Federal Reserve Chair Janet Yellen has a few fences to mend.
That’s because the normally chummy relationship the U.S. central bank has with Wall Street hit a bump last week when minutes from the Open Market Committee’s most recent meeting left room for confusion about the Fed‘s path forward.
Where the market thought the FOMC was getting confident enough in the economy to move forward with a steady stream of small interest rate increases, the minutes indicated a jittery bunch of central bankers. They worried at the January meeting that it might be too soon to start raising rates, fretted over upsetting the market by removing the word “patient” from the post-meeting communique and generally conveyed an air of hesitation over how to unwind the Fed’s mammoth balance sheet.
Consequently, Yellen‘s got some work to do in conveying certainty to the Street. She’ll get her first chance Tuesday, which marks the start of two days when she’ll address Congress in her semiannual briefing sometimes referred to as the Humphrey-Hawkins hearings.
The remarks will give her a chance to undo some of the damage from the release of the minutes and help give the market a better handle on the pace of rate increases. The Fed is widely expected this year to lift its target fund rates from near zero, but how it will do so remains a mystery. Initial reaction after the meeting had futures bets leaning toward a September hike or later, compared to previous expectations of a June move.
“A mixed and muddled message” was how Michael Hanson, an economist at Bank of America Merrill Lynch, described the January meeting deliberations.
“The minutes were sufficiently muddled that a June rate hike still remains on the table, although the risks toward our September expectation (or later) have inched up,” Hanson said in a note to clients. “It’s now up to Chair Yellen in her upcoming congressional testimony to clarify how the Fed is currently leaning.”
In terms of language, the market focused on two passages from the minutes: One referred to “many participants” concluding that current conditions “had inclined them toward keeping the federal funds rate at its effective lower bound for a longer time.” The other part in question dealt with members’ worries over removing the word “patient” from the attitude toward raising rates, with a notation that doing so was “risking a shift in market expectations for the beginning of policy firming toward an unduly narrow range of dates.”
“From our perspective there is hardly a better way to ‘guide’ the market toward the reality of an imminent rate hike,” complained Tom Porcelli, chief U.S. economist at RBC Capital Markets. “So, yes, removing ‘patient’ would be suggestive of an imminent rate hike. But this is much more prudent than continuing to promote data dependency without providing the yardstick.”
Porcelli believes that if the misgivings from the minutes are reflected in Yellen’s testimony, then “June will have to be rethought” as a target for the first rate increase.

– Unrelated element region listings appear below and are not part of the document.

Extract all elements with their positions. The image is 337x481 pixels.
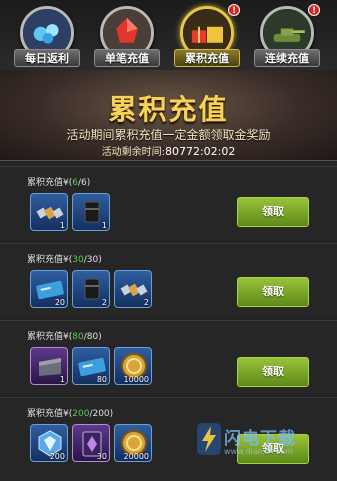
row-heading-suffix: ) [109, 409, 114, 419]
tab-daily-rebate[interactable]: 每日返利 [14, 6, 80, 67]
oil-barrel-icon[interactable]: 1 [72, 193, 110, 231]
row-progress-target: 30 [86, 255, 99, 265]
row-progress-current: 30 [72, 255, 84, 265]
item-quantity: 1 [101, 221, 107, 230]
item-quantity: 10000 [123, 375, 149, 384]
row-heading-suffix: ) [98, 255, 102, 265]
row-progress-target: 200 [92, 409, 110, 419]
event-banner: 累积充值 活动期间累积充值一定金额领取金奖励 活动剩余时间:80772:02:0… [0, 70, 337, 161]
oil-barrel-icon[interactable]: 2 [72, 270, 110, 308]
row-progress-current: 80 [72, 332, 84, 342]
item-quantity: 20 [54, 298, 65, 307]
row-heading: 累积充值¥(6/6) [27, 175, 90, 188]
claim-button[interactable]: 领取 [237, 277, 309, 307]
tab-cumulative-recharge[interactable]: 累积充值 ! [174, 4, 240, 67]
item-quantity: 200 [49, 452, 65, 461]
crate-icon[interactable]: 1 [30, 347, 68, 385]
tab-single-recharge[interactable]: 单笔充值 [94, 6, 160, 67]
banner-title: 累积充值 [108, 93, 229, 126]
claim-button[interactable]: 领取 [237, 197, 309, 227]
item-quantity: 1 [59, 375, 65, 384]
gold-coin-icon[interactable]: 20000 [114, 424, 152, 462]
item-quantity: 1 [59, 221, 65, 230]
banner-timer: 活动剩余时间:80772:02:02 [0, 143, 337, 158]
row-heading-prefix: 累积充值¥( [27, 409, 73, 419]
item-quantity: 2 [143, 298, 149, 307]
lightning-logo-icon [197, 423, 221, 455]
item-quantity: 80 [96, 375, 107, 384]
watermark: 闪电下载 www.dianxw.com [196, 418, 336, 464]
timer-value: 80772:02:02 [164, 145, 236, 158]
row-heading: 累积充值¥(30/30) [27, 252, 102, 265]
reward-row: 累积充值¥(80/80) 1 80 10000 领取 [0, 320, 337, 395]
item-quantity: 20000 [123, 452, 149, 461]
row-progress-target: 80 [86, 332, 99, 342]
item-quantity: 30 [96, 452, 107, 461]
banner-subtitle: 活动期间累积充值一定金额领取金奖励 [66, 128, 271, 142]
satellite-icon[interactable]: 2 [114, 270, 152, 308]
ticket-icon[interactable]: 20 [30, 270, 68, 308]
top-tab-bar: 每日返利 单笔充值 累积充值 ! 连续充值 ! [0, 0, 337, 70]
shield-crystal-icon[interactable]: 200 [30, 424, 68, 462]
purple-card-icon[interactable]: 30 [72, 424, 110, 462]
item-quantity: 2 [101, 298, 107, 307]
row-heading-prefix: 累积充值¥( [27, 332, 73, 342]
reward-row: 累积充值¥(6/6) 1 1 领取 [0, 166, 337, 241]
tab-continuous-recharge[interactable]: 连续充值 ! [254, 4, 320, 67]
gold-coin-icon[interactable]: 10000 [114, 347, 152, 385]
reward-row: 累积充值¥(30/30) 20 2 2 领取 [0, 243, 337, 318]
tab-single-recharge-label: 单笔充值 [94, 49, 160, 67]
tab-daily-rebate-label: 每日返利 [14, 49, 80, 67]
row-heading-suffix: ) [86, 178, 91, 188]
row-heading: 累积充值¥(80/80) [27, 329, 102, 342]
tab-cumulative-recharge-label: 累积充值 [174, 49, 240, 67]
row-heading-prefix: 累积充值¥( [27, 255, 73, 265]
row-heading: 累积充值¥(200/200) [27, 406, 113, 419]
row-progress-current: 200 [72, 409, 90, 419]
timer-label: 活动剩余时间: [101, 147, 165, 158]
tab-continuous-recharge-badge: ! [308, 4, 320, 16]
claim-button[interactable]: 领取 [237, 357, 309, 387]
satellite-icon[interactable]: 1 [30, 193, 68, 231]
tab-cumulative-recharge-badge: ! [228, 4, 240, 16]
tab-continuous-recharge-label: 连续充值 [254, 49, 320, 67]
watermark-url: www.dianxw.com [224, 447, 293, 456]
row-heading-prefix: 累积充值¥( [27, 178, 73, 188]
watermark-text: 闪电下载 [224, 429, 296, 449]
row-heading-suffix: ) [98, 332, 102, 342]
ticket-icon[interactable]: 80 [72, 347, 110, 385]
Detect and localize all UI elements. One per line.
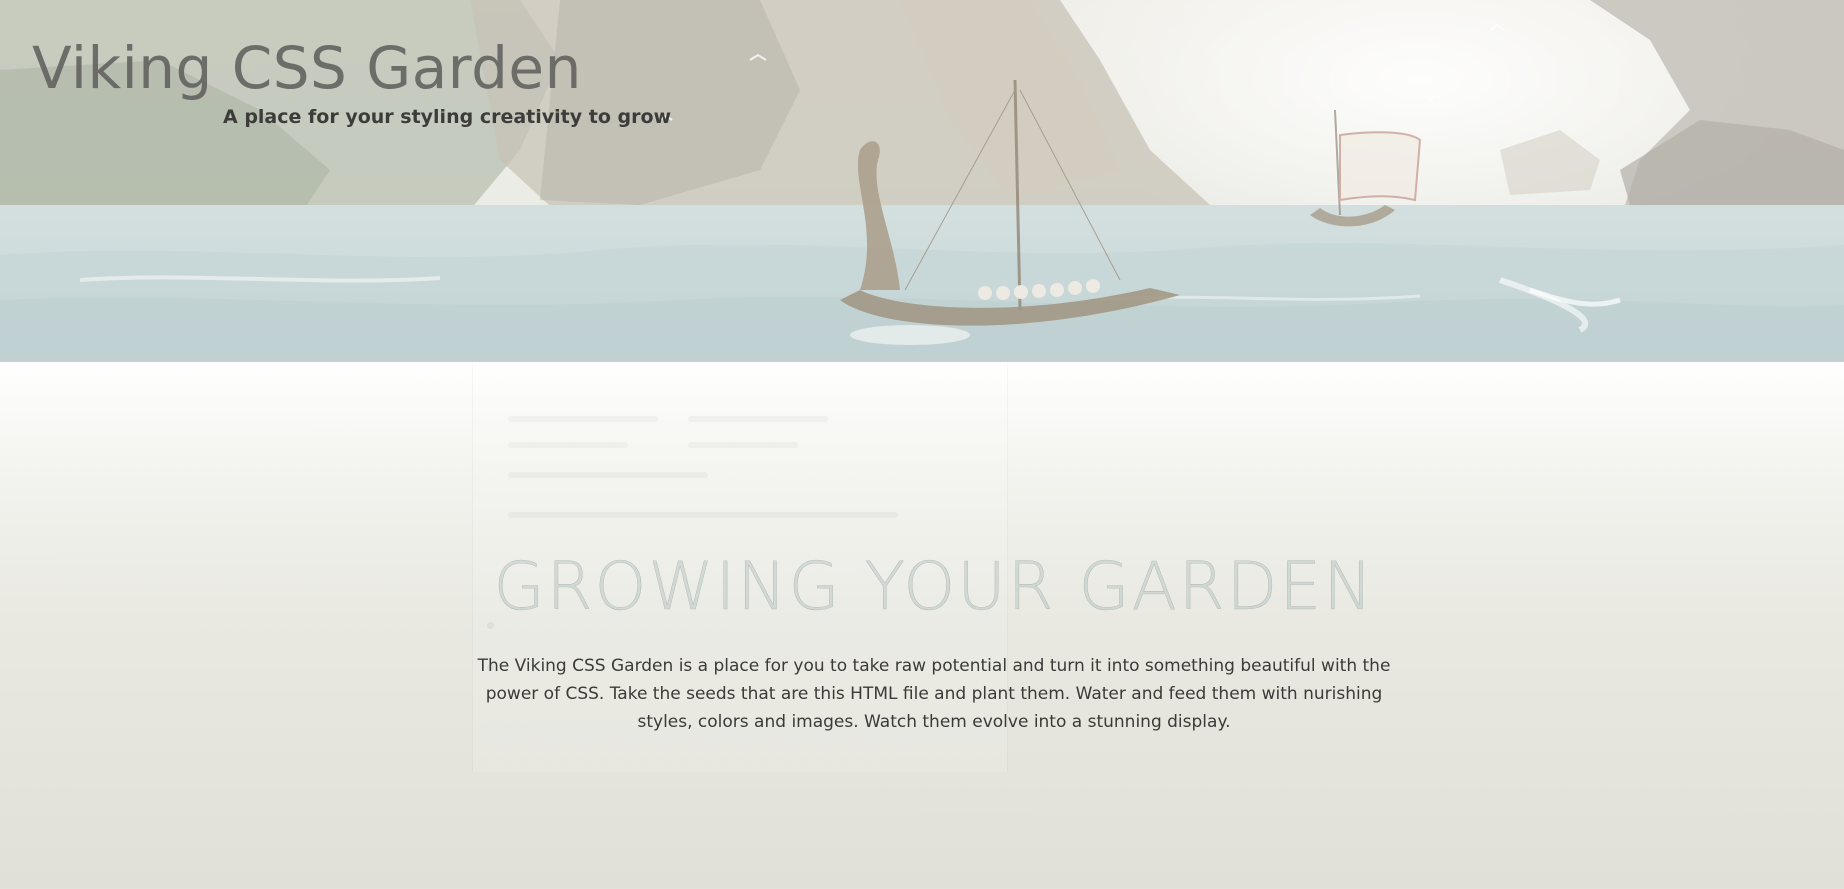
site-title: Viking CSS Garden <box>32 34 582 102</box>
hero-banner: Viking CSS Garden A place for your styli… <box>0 0 1844 362</box>
intro-paragraph: The Viking CSS Garden is a place for you… <box>477 656 1391 732</box>
site-tagline: A place for your styling creativity to g… <box>223 106 672 128</box>
intro-heading: GROWING YOUR GARDEN <box>493 548 1375 625</box>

“Given the continued strong inclination of several members on both sides of the dove/hawk spectrum in stating quite plainly that midyear seems reasonable, we find the lack of cohesion in this messaging vexing (that’s the polite way of describing our feelings),” he added.
If the first rate increase does get pushed back, investors are unlikely to get upset. After all, it’s been the Fed’s largess through monthly asset purchases—discontinued in October—and zero interest rates—in place for more than six years—that have helped propel stocks to a more than 200 percent gain since the March 2009 lows.
What the market does want, though, is some sense of certainty.
“The minutes suggest that officials are looking at some form of alternative guidance that would stress the data dependence of the timing of the first rate hike instead,” Paul Ashworth, chief U.S. economist at Capital Economics, said in a report for clients. “The problem is that the Fed has only been able to qualify very vaguely what improvement in the data it is looking for.”
Congress likely will push for Yellen to give more clarity.
Ashworth, whose firm had been expecting a rate hike as early as March but has since pushed that back, said the market will be watching closely.
“It will be interesting to hear what (Yellen) has to say in her semiannual monetary policy testimony,” he said. “For now, we still expect the Fed to drop ‘patient’ in March and to begin hiking rates in June.”